Frequently Asked Questions
How does DFS handle cycles in a graph?
DFS uses a visited array to keep track of the nodes it has visited. If a node is visited again, it means that there is a cycle in graph and DFS terminates.
What are the different forms to represent a graph?
A graph can be represented as an array of edges or using an adjacency list or in the form of a V x V matrix where (i, j) is non-zero if i and j are connected in the graph. This form is also called adjacency matrix representation.
What are the different applications of DFS?
We can use DFS to detect graph cycles. It helps determine a path between two vertices. It's useful for determining topological sort. We can also use it to determine whether or not a graph is bipartite.
What is the time complexity of DFS search with adjacency matrix representation?
The time complexity of DFS with adjacency matrix representation is O(N^2), here N is the number of nodes in the graph.
What are the advantages of using DFS over BFS?

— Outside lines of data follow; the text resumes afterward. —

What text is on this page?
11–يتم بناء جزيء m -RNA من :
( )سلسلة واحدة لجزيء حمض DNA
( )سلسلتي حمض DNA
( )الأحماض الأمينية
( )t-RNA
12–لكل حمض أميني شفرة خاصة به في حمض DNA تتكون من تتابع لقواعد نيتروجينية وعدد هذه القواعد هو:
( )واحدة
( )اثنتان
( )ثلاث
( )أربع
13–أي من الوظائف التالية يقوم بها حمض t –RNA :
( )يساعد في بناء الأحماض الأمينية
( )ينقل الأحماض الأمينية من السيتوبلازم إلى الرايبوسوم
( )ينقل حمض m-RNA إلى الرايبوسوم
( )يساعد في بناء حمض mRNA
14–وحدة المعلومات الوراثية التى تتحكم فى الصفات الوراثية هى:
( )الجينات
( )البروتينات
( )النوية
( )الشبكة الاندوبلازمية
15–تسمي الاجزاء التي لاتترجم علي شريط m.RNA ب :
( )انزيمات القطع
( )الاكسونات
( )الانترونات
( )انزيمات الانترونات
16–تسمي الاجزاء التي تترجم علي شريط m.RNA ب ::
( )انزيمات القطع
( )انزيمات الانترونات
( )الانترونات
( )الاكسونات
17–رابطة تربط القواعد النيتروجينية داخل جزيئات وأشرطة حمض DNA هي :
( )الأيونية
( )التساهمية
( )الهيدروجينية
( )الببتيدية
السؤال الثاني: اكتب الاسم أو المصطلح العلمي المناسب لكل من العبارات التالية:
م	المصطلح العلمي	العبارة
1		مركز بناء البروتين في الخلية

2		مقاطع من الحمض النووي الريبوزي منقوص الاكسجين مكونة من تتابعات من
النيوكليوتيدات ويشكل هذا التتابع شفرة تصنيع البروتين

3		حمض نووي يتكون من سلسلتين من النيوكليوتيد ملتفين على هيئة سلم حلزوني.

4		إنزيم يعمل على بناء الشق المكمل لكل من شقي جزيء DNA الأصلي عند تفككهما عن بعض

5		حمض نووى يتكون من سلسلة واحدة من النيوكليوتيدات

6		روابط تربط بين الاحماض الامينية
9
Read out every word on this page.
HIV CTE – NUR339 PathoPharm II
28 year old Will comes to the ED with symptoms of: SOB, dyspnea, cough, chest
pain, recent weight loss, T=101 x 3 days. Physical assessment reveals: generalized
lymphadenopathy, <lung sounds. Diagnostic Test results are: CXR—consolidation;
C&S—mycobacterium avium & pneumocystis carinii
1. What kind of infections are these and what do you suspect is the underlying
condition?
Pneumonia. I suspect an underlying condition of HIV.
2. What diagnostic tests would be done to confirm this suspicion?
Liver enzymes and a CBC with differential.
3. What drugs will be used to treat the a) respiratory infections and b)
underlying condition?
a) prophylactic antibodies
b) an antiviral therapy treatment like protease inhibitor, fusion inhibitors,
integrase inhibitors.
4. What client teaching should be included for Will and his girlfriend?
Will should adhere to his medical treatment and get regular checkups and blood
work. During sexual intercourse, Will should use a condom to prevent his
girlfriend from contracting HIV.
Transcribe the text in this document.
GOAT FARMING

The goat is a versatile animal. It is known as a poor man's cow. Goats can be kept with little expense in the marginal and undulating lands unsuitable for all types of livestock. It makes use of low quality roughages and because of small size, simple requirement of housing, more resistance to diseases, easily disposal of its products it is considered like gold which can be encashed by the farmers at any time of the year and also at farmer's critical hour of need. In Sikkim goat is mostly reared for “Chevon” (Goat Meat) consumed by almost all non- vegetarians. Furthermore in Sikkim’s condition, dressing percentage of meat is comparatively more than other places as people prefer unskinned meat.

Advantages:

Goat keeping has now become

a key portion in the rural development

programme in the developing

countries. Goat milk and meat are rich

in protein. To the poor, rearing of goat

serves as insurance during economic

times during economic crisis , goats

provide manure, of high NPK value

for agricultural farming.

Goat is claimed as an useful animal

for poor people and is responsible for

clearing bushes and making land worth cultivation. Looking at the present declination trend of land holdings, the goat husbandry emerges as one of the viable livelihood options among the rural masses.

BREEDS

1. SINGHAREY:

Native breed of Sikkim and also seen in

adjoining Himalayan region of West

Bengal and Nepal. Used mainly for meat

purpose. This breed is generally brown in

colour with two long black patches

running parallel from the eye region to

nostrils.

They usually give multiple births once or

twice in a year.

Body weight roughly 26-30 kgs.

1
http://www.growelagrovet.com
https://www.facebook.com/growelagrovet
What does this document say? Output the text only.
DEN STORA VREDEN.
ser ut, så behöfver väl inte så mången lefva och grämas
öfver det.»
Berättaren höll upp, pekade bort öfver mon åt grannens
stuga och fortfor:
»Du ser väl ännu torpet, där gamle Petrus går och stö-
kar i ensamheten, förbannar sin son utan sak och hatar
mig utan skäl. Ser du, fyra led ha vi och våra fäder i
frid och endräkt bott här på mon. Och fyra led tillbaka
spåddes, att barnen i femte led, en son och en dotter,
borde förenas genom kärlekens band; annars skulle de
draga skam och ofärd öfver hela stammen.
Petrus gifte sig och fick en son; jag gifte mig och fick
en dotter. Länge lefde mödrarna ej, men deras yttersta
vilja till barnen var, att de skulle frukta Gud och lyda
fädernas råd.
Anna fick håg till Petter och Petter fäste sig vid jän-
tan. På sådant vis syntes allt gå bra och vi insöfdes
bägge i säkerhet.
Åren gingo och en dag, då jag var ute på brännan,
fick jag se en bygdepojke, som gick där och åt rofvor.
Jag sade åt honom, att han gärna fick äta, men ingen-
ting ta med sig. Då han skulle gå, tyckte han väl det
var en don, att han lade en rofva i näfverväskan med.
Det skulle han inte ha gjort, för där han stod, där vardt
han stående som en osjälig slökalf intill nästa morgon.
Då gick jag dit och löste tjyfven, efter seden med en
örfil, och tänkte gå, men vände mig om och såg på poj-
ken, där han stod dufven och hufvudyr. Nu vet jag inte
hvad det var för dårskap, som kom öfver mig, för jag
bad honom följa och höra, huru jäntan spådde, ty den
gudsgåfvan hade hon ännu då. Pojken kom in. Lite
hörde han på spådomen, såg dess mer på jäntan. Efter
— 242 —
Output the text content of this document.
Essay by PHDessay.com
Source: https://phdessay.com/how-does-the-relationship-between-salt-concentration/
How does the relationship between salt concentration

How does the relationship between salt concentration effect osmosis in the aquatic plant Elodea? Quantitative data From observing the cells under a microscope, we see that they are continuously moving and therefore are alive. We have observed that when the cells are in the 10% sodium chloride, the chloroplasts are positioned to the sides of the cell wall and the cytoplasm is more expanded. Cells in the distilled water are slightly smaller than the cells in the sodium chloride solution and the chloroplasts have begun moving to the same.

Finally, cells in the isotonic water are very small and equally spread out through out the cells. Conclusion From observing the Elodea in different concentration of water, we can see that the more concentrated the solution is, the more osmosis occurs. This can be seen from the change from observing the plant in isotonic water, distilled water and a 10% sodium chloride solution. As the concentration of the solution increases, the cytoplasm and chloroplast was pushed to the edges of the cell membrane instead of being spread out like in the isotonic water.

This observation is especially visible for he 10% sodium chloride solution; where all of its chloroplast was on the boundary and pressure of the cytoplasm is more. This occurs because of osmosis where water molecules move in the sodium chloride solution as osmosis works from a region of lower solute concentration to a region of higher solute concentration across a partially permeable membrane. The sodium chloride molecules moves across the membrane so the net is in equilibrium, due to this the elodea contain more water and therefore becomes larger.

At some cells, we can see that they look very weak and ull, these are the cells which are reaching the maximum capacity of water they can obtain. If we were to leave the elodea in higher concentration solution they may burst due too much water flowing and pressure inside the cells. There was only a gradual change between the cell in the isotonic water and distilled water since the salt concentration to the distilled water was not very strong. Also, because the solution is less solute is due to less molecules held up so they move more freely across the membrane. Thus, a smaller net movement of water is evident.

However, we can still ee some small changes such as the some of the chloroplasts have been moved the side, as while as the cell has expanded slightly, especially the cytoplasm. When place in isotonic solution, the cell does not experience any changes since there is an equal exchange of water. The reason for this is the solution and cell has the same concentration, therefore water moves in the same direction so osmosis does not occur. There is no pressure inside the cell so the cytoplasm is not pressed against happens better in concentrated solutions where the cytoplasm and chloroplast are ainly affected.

DFS can be more memory efficient than BFS as it does not need to store all the nodes at a given depth before visiting the next depth. DFS is also simpler to implement than BFS.
Conclusion
Cheers if you reached here!!
This article aimed to discuss an intriguing problem using graph DFS. We saw an exciting application of the DFS technique in this article. DFS-related coding problems are sometimes simple to implement, but finding an efficient approach based on certain observations remains difficult.